Last week, we received an interesting and challenging letter from InspireChilli’s Team Young People. It asked us to question what it means to be a ‘young person’, and what it is about the 16-25 age range that’s so different from 26-30 – especially in today’s climate.
“It is certainly true that, aged over 25, something shifts that means you are no longer just a young person; but neither are you a fully formed independent adult. There still seems a need for opportunities to fit this ‘in between’ stage of emerging adulthood to help people complete a healthy transition. Instead of being able to find and create these opportunities, our experience is that young adults end up excluded from the things they recognise as increasingly useful.
“According to current data from the national office of statistics, the transition to employment occurs at a later age than ever before, with only 50% of young people starting a full-time work experience by the age of 19. Young people are also living with their parents longer, with 10% more 26-year-olds in 2017 than in 1997. Only by the age of 30 do the figures between 1997 and 2017 level out, suggesting that the transition beyond the family home takes 5 years longer than before. It is not until 34 that 50% of young adults are able to own their own home. Instead, the majority of 25-34-year-olds rent, 20% more than in 1998.

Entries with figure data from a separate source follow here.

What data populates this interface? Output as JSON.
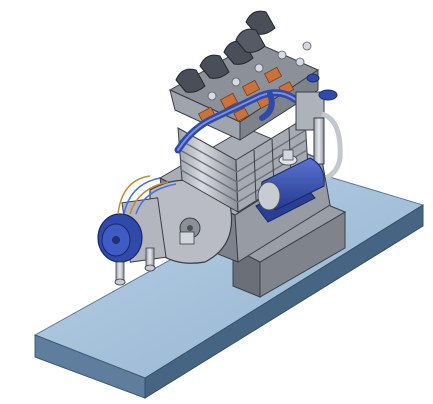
{
  "scene": {
    "subject": "engine-model-render",
    "colors": {
      "background": "#ffffff",
      "base_top": "#a9c4dd",
      "base_front": "#5f7d9c",
      "base_side": "#456582",
      "pedestal": "#7a7d86",
      "crankcase": "#8a8e98",
      "cylinder": "#b7bac2",
      "fin": "#8f939c",
      "head_cap": "#4a4e58",
      "copper": "#c9733a",
      "blue_part": "#2f4aa8",
      "blue_dark": "#1f2f78",
      "steel": "#cfd3da"
    }
  }
}
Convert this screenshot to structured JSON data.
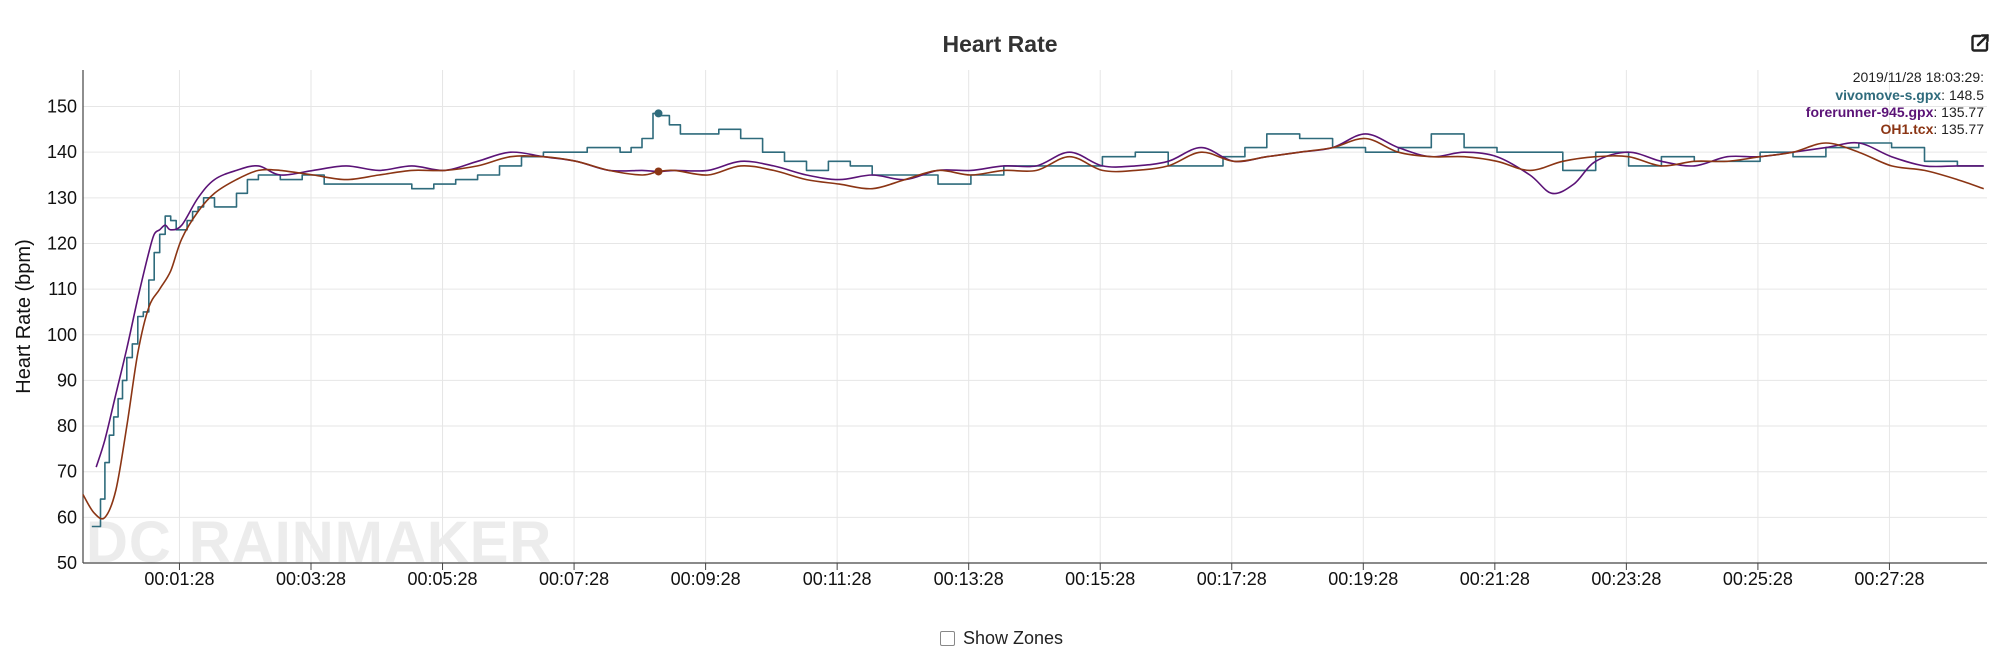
{
  "colors": {
    "vivomove": "#2f6b7c",
    "forerunner": "#5b1377",
    "oh1": "#8b3514",
    "grid": "#e6e6e6",
    "axis": "#444444"
  },
  "controls": {
    "export_icon": "edit-external-icon",
    "show_zones_label": "Show Zones"
  },
  "watermark": "DC RAINMAKER",
  "chart_data": {
    "type": "line",
    "title": "Heart Rate",
    "xlabel": "",
    "ylabel": "Heart Rate (bpm)",
    "ylim": [
      50,
      158
    ],
    "yticks": [
      50,
      60,
      70,
      80,
      90,
      100,
      110,
      120,
      130,
      140,
      150
    ],
    "xlim_seconds": [
      0,
      1737
    ],
    "xticks": [
      "00:01:28",
      "00:03:28",
      "00:05:28",
      "00:07:28",
      "00:09:28",
      "00:11:28",
      "00:13:28",
      "00:15:28",
      "00:17:28",
      "00:19:28",
      "00:21:28",
      "00:23:28",
      "00:25:28",
      "00:27:28"
    ],
    "grid": true,
    "legend_position": "top-right",
    "tooltip": {
      "timestamp": "2019/11/28 18:03:29:",
      "x": "00:08:45",
      "entries": [
        {
          "name": "vivomove-s.gpx",
          "value": "148.5"
        },
        {
          "name": "forerunner-945.gpx",
          "value": "135.77"
        },
        {
          "name": "OH1.tcx",
          "value": "135.77"
        }
      ]
    },
    "series": [
      {
        "name": "vivomove-s.gpx",
        "style": "step",
        "x": [
          "00:00:08",
          "00:00:12",
          "00:00:16",
          "00:00:20",
          "00:00:24",
          "00:00:28",
          "00:00:32",
          "00:00:36",
          "00:00:40",
          "00:00:45",
          "00:00:50",
          "00:00:55",
          "00:01:00",
          "00:01:05",
          "00:01:10",
          "00:01:15",
          "00:01:20",
          "00:01:25",
          "00:01:30",
          "00:01:35",
          "00:01:40",
          "00:01:45",
          "00:01:50",
          "00:02:00",
          "00:02:10",
          "00:02:20",
          "00:02:30",
          "00:02:40",
          "00:02:50",
          "00:03:00",
          "00:03:10",
          "00:03:20",
          "00:03:40",
          "00:04:00",
          "00:04:20",
          "00:04:40",
          "00:05:00",
          "00:05:20",
          "00:05:40",
          "00:06:00",
          "00:06:20",
          "00:06:40",
          "00:07:00",
          "00:07:20",
          "00:07:40",
          "00:08:00",
          "00:08:10",
          "00:08:20",
          "00:08:30",
          "00:08:40",
          "00:08:45",
          "00:08:55",
          "00:09:05",
          "00:09:20",
          "00:09:40",
          "00:10:00",
          "00:10:20",
          "00:10:40",
          "00:11:00",
          "00:11:20",
          "00:11:40",
          "00:12:00",
          "00:12:30",
          "00:13:00",
          "00:13:30",
          "00:14:00",
          "00:14:30",
          "00:15:00",
          "00:15:30",
          "00:16:00",
          "00:16:30",
          "00:17:00",
          "00:17:20",
          "00:17:40",
          "00:18:00",
          "00:18:30",
          "00:19:00",
          "00:19:30",
          "00:20:00",
          "00:20:30",
          "00:21:00",
          "00:21:30",
          "00:22:00",
          "00:22:30",
          "00:23:00",
          "00:23:30",
          "00:24:00",
          "00:24:30",
          "00:25:00",
          "00:25:30",
          "00:26:00",
          "00:26:30",
          "00:27:00",
          "00:27:30",
          "00:28:00",
          "00:28:30",
          "00:28:54"
        ],
        "values": [
          58,
          58,
          64,
          72,
          78,
          82,
          86,
          90,
          95,
          98,
          104,
          105,
          112,
          118,
          122,
          126,
          125,
          123,
          123,
          125,
          127,
          128,
          130,
          128,
          128,
          131,
          134,
          135,
          135,
          134,
          134,
          135,
          133,
          133,
          133,
          133,
          132,
          133,
          134,
          135,
          137,
          139,
          140,
          140,
          141,
          141,
          140,
          141,
          143,
          148.5,
          148,
          146,
          144,
          144,
          145,
          143,
          140,
          138,
          136,
          138,
          137,
          135,
          135,
          133,
          135,
          137,
          137,
          137,
          139,
          140,
          137,
          137,
          139,
          141,
          144,
          143,
          141,
          140,
          141,
          144,
          141,
          140,
          140,
          136,
          140,
          137,
          139,
          138,
          138,
          140,
          139,
          141,
          142,
          141,
          138,
          137,
          137
        ]
      },
      {
        "name": "forerunner-945.gpx",
        "style": "smooth",
        "x": [
          "00:00:12",
          "00:00:20",
          "00:00:30",
          "00:00:40",
          "00:00:50",
          "00:01:00",
          "00:01:05",
          "00:01:10",
          "00:01:15",
          "00:01:20",
          "00:01:30",
          "00:01:45",
          "00:02:00",
          "00:02:20",
          "00:02:40",
          "00:03:00",
          "00:03:30",
          "00:04:00",
          "00:04:30",
          "00:05:00",
          "00:05:30",
          "00:06:00",
          "00:06:30",
          "00:07:00",
          "00:07:30",
          "00:08:00",
          "00:08:30",
          "00:08:45",
          "00:09:00",
          "00:09:30",
          "00:10:00",
          "00:10:30",
          "00:11:00",
          "00:11:30",
          "00:12:00",
          "00:12:30",
          "00:13:00",
          "00:13:30",
          "00:14:00",
          "00:14:30",
          "00:15:00",
          "00:15:30",
          "00:16:00",
          "00:16:30",
          "00:17:00",
          "00:17:30",
          "00:18:00",
          "00:18:30",
          "00:19:00",
          "00:19:30",
          "00:20:00",
          "00:20:30",
          "00:21:00",
          "00:21:30",
          "00:22:00",
          "00:22:20",
          "00:22:40",
          "00:23:00",
          "00:23:30",
          "00:24:00",
          "00:24:30",
          "00:25:00",
          "00:25:30",
          "00:26:00",
          "00:26:30",
          "00:27:00",
          "00:27:30",
          "00:28:00",
          "00:28:30",
          "00:28:54"
        ],
        "values": [
          71,
          77,
          87,
          97,
          108,
          118,
          122,
          123,
          124,
          123,
          124,
          130,
          134,
          136,
          137,
          135,
          136,
          137,
          136,
          137,
          136,
          138,
          140,
          139,
          138,
          136,
          136,
          135.77,
          136,
          136,
          138,
          137,
          135,
          134,
          135,
          134,
          136,
          136,
          137,
          137,
          140,
          137,
          137,
          138,
          141,
          138,
          139,
          140,
          141,
          144,
          141,
          139,
          140,
          139,
          135,
          131,
          133,
          138,
          140,
          138,
          137,
          139,
          139,
          140,
          141,
          142,
          139,
          137,
          137,
          137
        ]
      },
      {
        "name": "OH1.tcx",
        "style": "smooth",
        "x": [
          "00:00:00",
          "00:00:10",
          "00:00:20",
          "00:00:30",
          "00:00:40",
          "00:00:50",
          "00:01:00",
          "00:01:10",
          "00:01:20",
          "00:01:30",
          "00:01:45",
          "00:02:00",
          "00:02:20",
          "00:02:40",
          "00:03:00",
          "00:03:30",
          "00:04:00",
          "00:04:30",
          "00:05:00",
          "00:05:30",
          "00:06:00",
          "00:06:30",
          "00:07:00",
          "00:07:30",
          "00:08:00",
          "00:08:30",
          "00:08:45",
          "00:09:00",
          "00:09:30",
          "00:10:00",
          "00:10:30",
          "00:11:00",
          "00:11:30",
          "00:12:00",
          "00:12:30",
          "00:13:00",
          "00:13:30",
          "00:14:00",
          "00:14:30",
          "00:15:00",
          "00:15:30",
          "00:16:00",
          "00:16:30",
          "00:17:00",
          "00:17:30",
          "00:18:00",
          "00:18:30",
          "00:19:00",
          "00:19:30",
          "00:20:00",
          "00:20:30",
          "00:21:00",
          "00:21:30",
          "00:22:00",
          "00:22:30",
          "00:23:00",
          "00:23:30",
          "00:24:00",
          "00:24:30",
          "00:25:00",
          "00:25:30",
          "00:26:00",
          "00:26:30",
          "00:27:00",
          "00:27:30",
          "00:28:00",
          "00:28:30",
          "00:28:54"
        ],
        "values": [
          65,
          61,
          60,
          66,
          80,
          96,
          106,
          110,
          114,
          121,
          127,
          131,
          134,
          136,
          136,
          135,
          134,
          135,
          136,
          136,
          137,
          139,
          139,
          138,
          136,
          135,
          135.77,
          136,
          135,
          137,
          136,
          134,
          133,
          132,
          134,
          136,
          135,
          136,
          136,
          139,
          136,
          136,
          137,
          140,
          138,
          139,
          140,
          141,
          143,
          140,
          139,
          139,
          138,
          136,
          138,
          139,
          139,
          137,
          138,
          138,
          139,
          140,
          142,
          140,
          137,
          136,
          134,
          132
        ]
      }
    ]
  }
}
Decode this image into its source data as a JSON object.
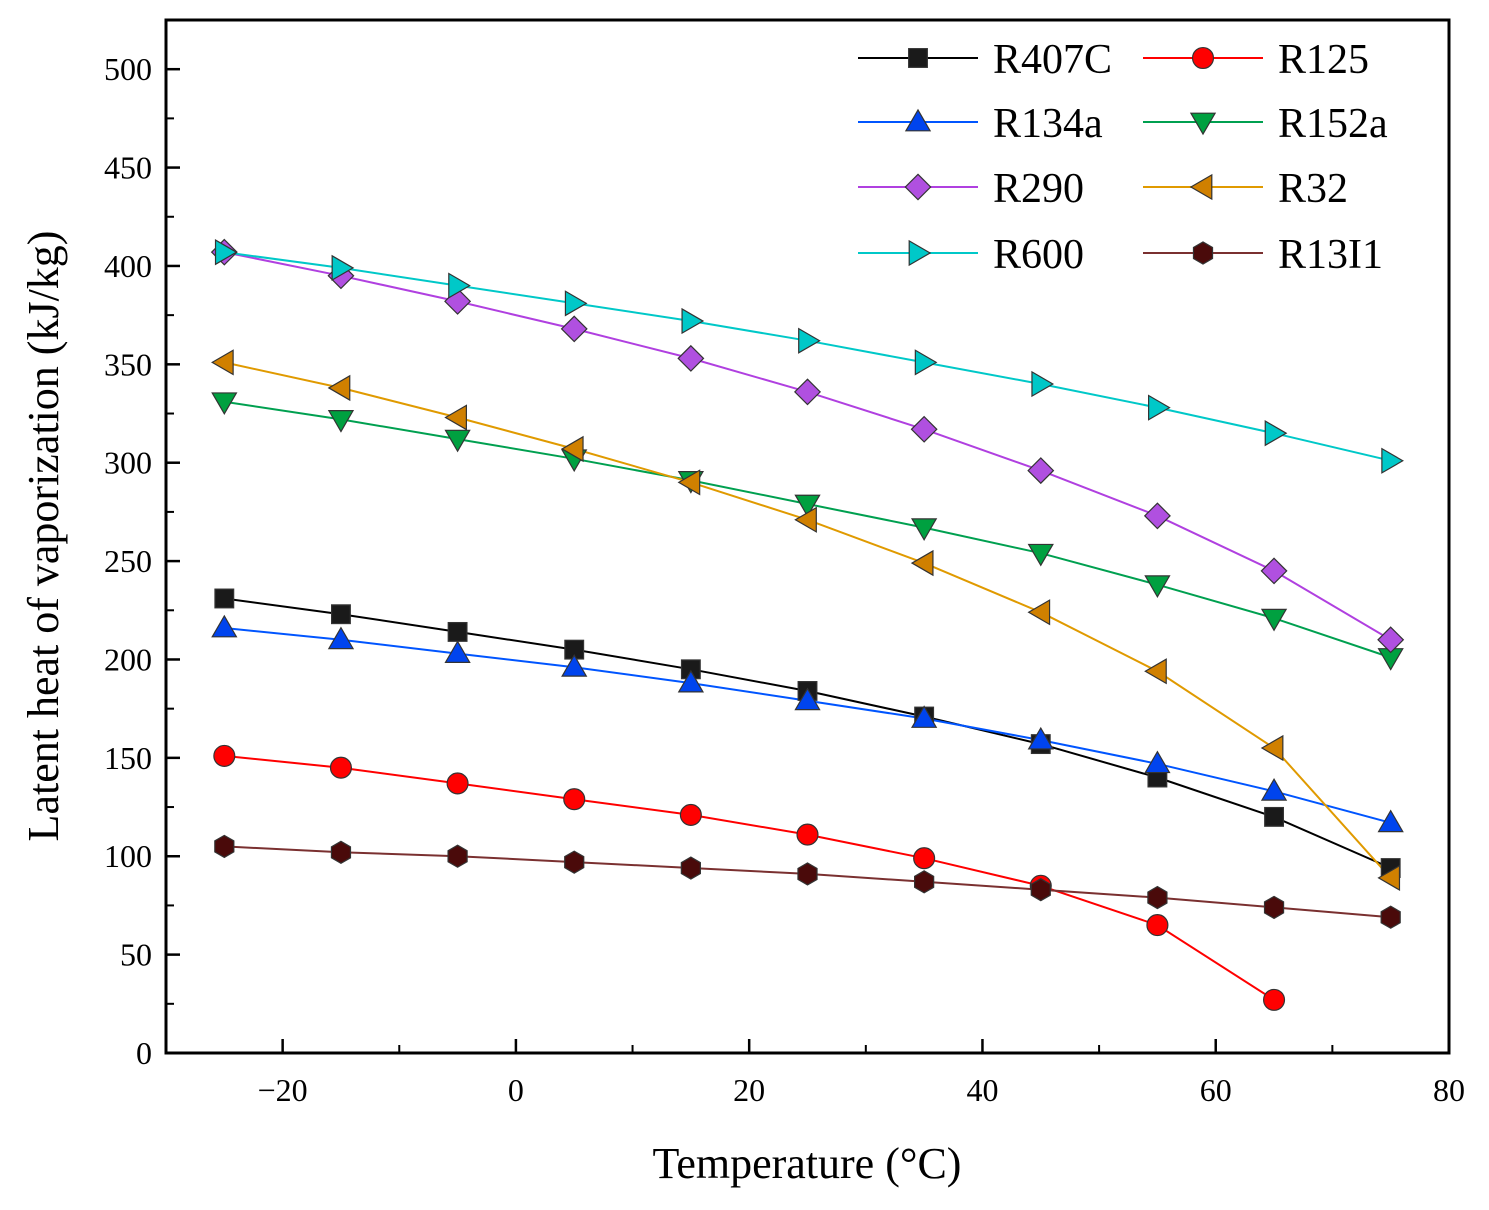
{
  "chart_data": {
    "type": "line",
    "title": "",
    "xlabel": "Temperature (°C)",
    "ylabel": "Latent heat of vaporization (kJ/kg)",
    "xlim": [
      -30,
      80
    ],
    "ylim": [
      0,
      525
    ],
    "xticks": [
      -20,
      0,
      20,
      40,
      60,
      80
    ],
    "yticks": [
      0,
      50,
      100,
      150,
      200,
      250,
      300,
      350,
      400,
      450,
      500
    ],
    "x_tick_labels": [
      "−20",
      "0",
      "20",
      "40",
      "60",
      "80"
    ],
    "y_tick_labels": [
      "0",
      "50",
      "100",
      "150",
      "200",
      "250",
      "300",
      "350",
      "400",
      "450",
      "500"
    ],
    "legend_position": "top-right",
    "series": [
      {
        "name": "R407C",
        "color": "#000000",
        "marker_fill": "#1a1a1a",
        "marker": "square",
        "x": [
          -25,
          -15,
          -5,
          5,
          15,
          25,
          35,
          45,
          55,
          65,
          75
        ],
        "y": [
          231,
          223,
          214,
          205,
          195,
          184,
          171,
          157,
          140,
          120,
          94
        ]
      },
      {
        "name": "R125",
        "color": "#ff0000",
        "marker_fill": "#ff0000",
        "marker": "circle",
        "x": [
          -25,
          -15,
          -5,
          5,
          15,
          25,
          35,
          45,
          55,
          65
        ],
        "y": [
          151,
          145,
          137,
          129,
          121,
          111,
          99,
          85,
          65,
          27
        ]
      },
      {
        "name": "R134a",
        "color": "#0055ff",
        "marker_fill": "#0044ee",
        "marker": "triangle-up",
        "x": [
          -25,
          -15,
          -5,
          5,
          15,
          25,
          35,
          45,
          55,
          65,
          75
        ],
        "y": [
          216,
          210,
          203,
          196,
          188,
          179,
          170,
          159,
          147,
          133,
          117
        ]
      },
      {
        "name": "R152a",
        "color": "#00a050",
        "marker_fill": "#00a040",
        "marker": "triangle-down",
        "x": [
          -25,
          -15,
          -5,
          5,
          15,
          25,
          35,
          45,
          55,
          65,
          75
        ],
        "y": [
          331,
          322,
          312,
          302,
          291,
          279,
          267,
          254,
          238,
          221,
          201
        ]
      },
      {
        "name": "R290",
        "color": "#b040e0",
        "marker_fill": "#b050e0",
        "marker": "diamond",
        "x": [
          -25,
          -15,
          -5,
          5,
          15,
          25,
          35,
          45,
          55,
          65,
          75
        ],
        "y": [
          407,
          395,
          382,
          368,
          353,
          336,
          317,
          296,
          273,
          245,
          210
        ]
      },
      {
        "name": "R32",
        "color": "#e09a00",
        "marker_fill": "#d08000",
        "marker": "triangle-left",
        "x": [
          -25,
          -15,
          -5,
          5,
          15,
          25,
          35,
          45,
          55,
          65,
          75
        ],
        "y": [
          351,
          338,
          323,
          307,
          290,
          271,
          249,
          224,
          194,
          155,
          89
        ]
      },
      {
        "name": "R600",
        "color": "#00c8c8",
        "marker_fill": "#00c8c8",
        "marker": "triangle-right",
        "x": [
          -25,
          -15,
          -5,
          5,
          15,
          25,
          35,
          45,
          55,
          65,
          75
        ],
        "y": [
          407,
          399,
          390,
          381,
          372,
          362,
          351,
          340,
          328,
          315,
          301
        ]
      },
      {
        "name": "R13I1",
        "color": "#7a3030",
        "marker_fill": "#4a0a0a",
        "marker": "hexagon",
        "x": [
          -25,
          -15,
          -5,
          5,
          15,
          25,
          35,
          45,
          55,
          65,
          75
        ],
        "y": [
          105,
          102,
          100,
          97,
          94,
          91,
          87,
          83,
          79,
          74,
          69
        ]
      }
    ]
  }
}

“Why then, we ask, would any organisation draw the line at 25? Looking in from outside, we are influenced to see ourselves as too old – and feel we have failed because we still have things we want to achieve. Even at 26 we have potential ahead of us, don’t you agree? We are still ‘opportunity youth’ evolving into adult identities, seeking to take control of our lives and do meaningful things with and for others.”
They concluded their letter with four suggested actions organisations could take in future to explore expanding services to focus more on stage than age. These are:
- Recognising that 26-30 is a more accurate phase for emerging adulthood than 21-25 and consider supporting opportunities for this age group.
- Changing the use of age boundaries for programmes, at least cutting off at 30 rather than 25.
- Offering a special ‘pass’ to people over 25 who have relevant opportunity needs.
- Avoiding age-specific markers and making funding and opportunities life-stage-based instead.
As The Foyer Federation, we have pledged to do the following to meet the challenge laid down by Team Young People:
- Removing references to the age range 16-25 from our website and replacing it with ‘young people’, other than where restrictions are in place from external organisations, eg local councils.
- Sharing the ideas and challenges here and in our newsletter to amplify the letter within our network.
- Opening up our programmes to a wider age range, when funding permits it.
We want to thank Team Young People for their inspiring letter and we pledge to continue to challenge ourselves to broaden our own horizons, and those of young people at an appropriate stage of life.